¿Qué ofrece FCM realmente a la sociedad actual?

Muy queridos amigos, miembros y simpatizantes de la FCM,

Me permito hoy tratar un tema candente que serpentea en algunas reuniones: la FCM ¿qué ofrece realmente a la sociedad actual? Y lo que ofrece ¿vale la pena?

Yo afirmo que sí, pero la oferta debería ser cada vez más clara en el lenguaje, y más encarnada en la vida.

Para mí la Fundación ofrece un producto hoy escaso en nuestro ambiente social: una espiritualidad precisa y atractiva: vivir y difundir la gratuidad en el amor.

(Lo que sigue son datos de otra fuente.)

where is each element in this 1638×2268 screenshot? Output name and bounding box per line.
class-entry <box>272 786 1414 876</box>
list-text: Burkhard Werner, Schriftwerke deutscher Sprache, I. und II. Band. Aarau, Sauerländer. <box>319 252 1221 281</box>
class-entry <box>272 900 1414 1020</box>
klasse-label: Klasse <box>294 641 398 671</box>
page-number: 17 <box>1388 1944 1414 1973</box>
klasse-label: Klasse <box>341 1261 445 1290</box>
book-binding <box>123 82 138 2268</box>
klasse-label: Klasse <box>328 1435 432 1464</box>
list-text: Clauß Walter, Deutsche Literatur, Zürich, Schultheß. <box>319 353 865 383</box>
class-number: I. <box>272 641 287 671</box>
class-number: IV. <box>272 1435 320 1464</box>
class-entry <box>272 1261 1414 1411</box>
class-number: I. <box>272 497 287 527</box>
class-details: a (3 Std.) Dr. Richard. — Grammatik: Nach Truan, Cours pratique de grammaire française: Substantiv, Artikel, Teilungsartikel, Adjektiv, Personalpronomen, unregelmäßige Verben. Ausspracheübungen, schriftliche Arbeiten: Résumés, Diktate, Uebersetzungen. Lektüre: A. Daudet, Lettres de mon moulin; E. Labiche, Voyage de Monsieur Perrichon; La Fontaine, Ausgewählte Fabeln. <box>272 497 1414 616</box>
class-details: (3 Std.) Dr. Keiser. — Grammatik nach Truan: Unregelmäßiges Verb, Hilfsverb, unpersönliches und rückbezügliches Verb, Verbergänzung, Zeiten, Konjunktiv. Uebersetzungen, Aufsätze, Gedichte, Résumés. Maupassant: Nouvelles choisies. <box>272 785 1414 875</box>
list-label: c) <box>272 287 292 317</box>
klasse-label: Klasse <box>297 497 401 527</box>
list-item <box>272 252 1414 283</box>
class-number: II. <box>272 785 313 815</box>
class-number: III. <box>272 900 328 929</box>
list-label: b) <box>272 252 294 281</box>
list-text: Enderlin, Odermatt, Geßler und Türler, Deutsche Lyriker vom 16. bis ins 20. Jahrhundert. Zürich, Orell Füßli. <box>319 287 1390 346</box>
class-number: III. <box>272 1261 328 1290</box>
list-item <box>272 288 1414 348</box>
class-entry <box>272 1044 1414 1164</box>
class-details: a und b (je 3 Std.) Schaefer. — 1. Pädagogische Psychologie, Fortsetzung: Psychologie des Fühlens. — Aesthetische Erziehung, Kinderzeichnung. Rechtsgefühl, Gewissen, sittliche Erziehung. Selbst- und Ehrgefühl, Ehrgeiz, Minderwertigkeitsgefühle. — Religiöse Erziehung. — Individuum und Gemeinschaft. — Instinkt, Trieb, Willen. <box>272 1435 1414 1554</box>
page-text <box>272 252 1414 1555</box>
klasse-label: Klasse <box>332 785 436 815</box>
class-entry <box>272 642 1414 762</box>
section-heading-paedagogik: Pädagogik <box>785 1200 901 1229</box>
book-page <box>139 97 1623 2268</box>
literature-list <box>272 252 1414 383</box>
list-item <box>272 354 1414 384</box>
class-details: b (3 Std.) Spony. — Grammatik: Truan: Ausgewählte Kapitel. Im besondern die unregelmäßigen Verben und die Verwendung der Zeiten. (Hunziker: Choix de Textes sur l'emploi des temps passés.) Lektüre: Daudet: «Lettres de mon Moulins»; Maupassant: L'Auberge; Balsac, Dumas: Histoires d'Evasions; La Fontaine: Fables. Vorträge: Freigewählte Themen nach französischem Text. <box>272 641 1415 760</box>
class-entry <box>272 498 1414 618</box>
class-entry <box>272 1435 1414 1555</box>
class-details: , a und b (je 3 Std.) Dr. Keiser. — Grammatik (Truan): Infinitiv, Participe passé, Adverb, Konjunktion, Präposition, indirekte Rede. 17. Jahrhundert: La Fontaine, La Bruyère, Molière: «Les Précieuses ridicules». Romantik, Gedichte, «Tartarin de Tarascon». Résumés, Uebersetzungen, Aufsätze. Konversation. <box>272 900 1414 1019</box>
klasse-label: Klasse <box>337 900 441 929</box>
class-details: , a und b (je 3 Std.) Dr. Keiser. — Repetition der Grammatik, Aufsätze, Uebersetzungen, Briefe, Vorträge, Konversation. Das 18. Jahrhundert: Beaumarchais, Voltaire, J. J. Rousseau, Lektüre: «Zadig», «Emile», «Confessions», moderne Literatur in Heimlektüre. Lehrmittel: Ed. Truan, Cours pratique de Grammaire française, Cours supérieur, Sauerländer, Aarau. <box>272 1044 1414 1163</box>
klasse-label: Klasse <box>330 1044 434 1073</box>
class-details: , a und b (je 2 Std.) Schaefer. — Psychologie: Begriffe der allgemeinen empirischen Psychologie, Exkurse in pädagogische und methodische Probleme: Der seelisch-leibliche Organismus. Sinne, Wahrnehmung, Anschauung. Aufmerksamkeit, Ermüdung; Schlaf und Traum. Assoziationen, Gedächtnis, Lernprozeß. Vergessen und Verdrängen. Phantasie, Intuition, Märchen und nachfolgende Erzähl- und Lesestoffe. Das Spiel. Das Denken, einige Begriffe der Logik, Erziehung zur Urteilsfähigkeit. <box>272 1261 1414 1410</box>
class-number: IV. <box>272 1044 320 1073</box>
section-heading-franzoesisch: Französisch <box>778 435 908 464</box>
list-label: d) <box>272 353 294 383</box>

¿Por qué la gratuidad? Porque es la verdadera manera de amar.  Mi  acto de amar – buscar el verdadero bien del otro puede resultar espontáneo – sin esfuerzo – momento típico de enamorarse, de sentir empatía y gozar de estar junto, y puede ser una decisión voluntaria en momentos difíciles.

En la primera actitud no se paga ningún precio, es siempre “gratificante” de por sí.  La mayor fuerza en ello es el atractivo.  La libertad de amar en este momento, se mueve sola.  Se autoabastece.

En la segunda actitud se da el paso de decidir a amar al otro en un momento en que hay poco o ningún atractivo,  y en ese momento el amor al otro es un acto gratuito.

El otro, en ese momento parece no merecerlo, pero yo decido lo mismo de jugarme por él o ella, más allá del no atractivo, del momento.

Los actos gratuitos de amor, cuando son conscientes, cultivan el vínculo, y el amor adquiere consistencia: la promesa fue “en lo bueno y en lo adverso”.

Amar al otro por el atractivo es un éxito del otro, por ser como es, “querible”.  Amar al otro por el otro, es un éxito mío: a pesar de que no funciona en ese momento el atractivo, yo decido hacerlo merecedor de ser amado por mí, porque yo decido y quiero amarlo, pase lo que pase.

Si la FCM es capaz de educar a sus miembros con esta espiritualidad, y en las reuniones de grupo favorecen – directa o indirectamente – esta visión del amor, tendremos una Institución que realmente influye en el ambiente en forma liberadora de la relación en pareja, que desborda paulatinamente en el comportamiento de los hijos y nietos.

Esta espiritualidad es profundamente humana, y cualquier persona, creyente o agnóstica, puede sentirse atraída por ella, si conserva el deseo de ser siempre mejor persona o sea más capaz de amar bien: ser feliz haciendo feliz al amado/a.

A amar se aprende.  La FCM es y debe ser una Escuela de amor para adultos, con métodos apropiados de formación abierta a todos, que hará florecer la ayuda mutua entre grupos de parejas.

Si después tomamos en cuenta particularmente a los que han decidido cultivar su fe, y están seguros de que Dios es puro amor gratuito, dentro de sí mismo como “Trinidad”, comunión gratuita en el amor de tres personas distintas, su fe les facilitará la vivencia del amor gratuito por adquirir pleno sentido la imitación de Dios, y sentirse “estremecido” cuando recibe la Santa Comunión, por sentirse amado y visitado gratuitamente por la ternura infinita de un Dios-amor a través de Jesucristo, quien vino a servir y no a ser servido.

Gracias por “escucharme” y quiero invitarles a un próximo foro-taller sobre este tema para mí tan relevante, y al mismo tiempo “complejo” en presentarlo bien y ser asimilado como motivante.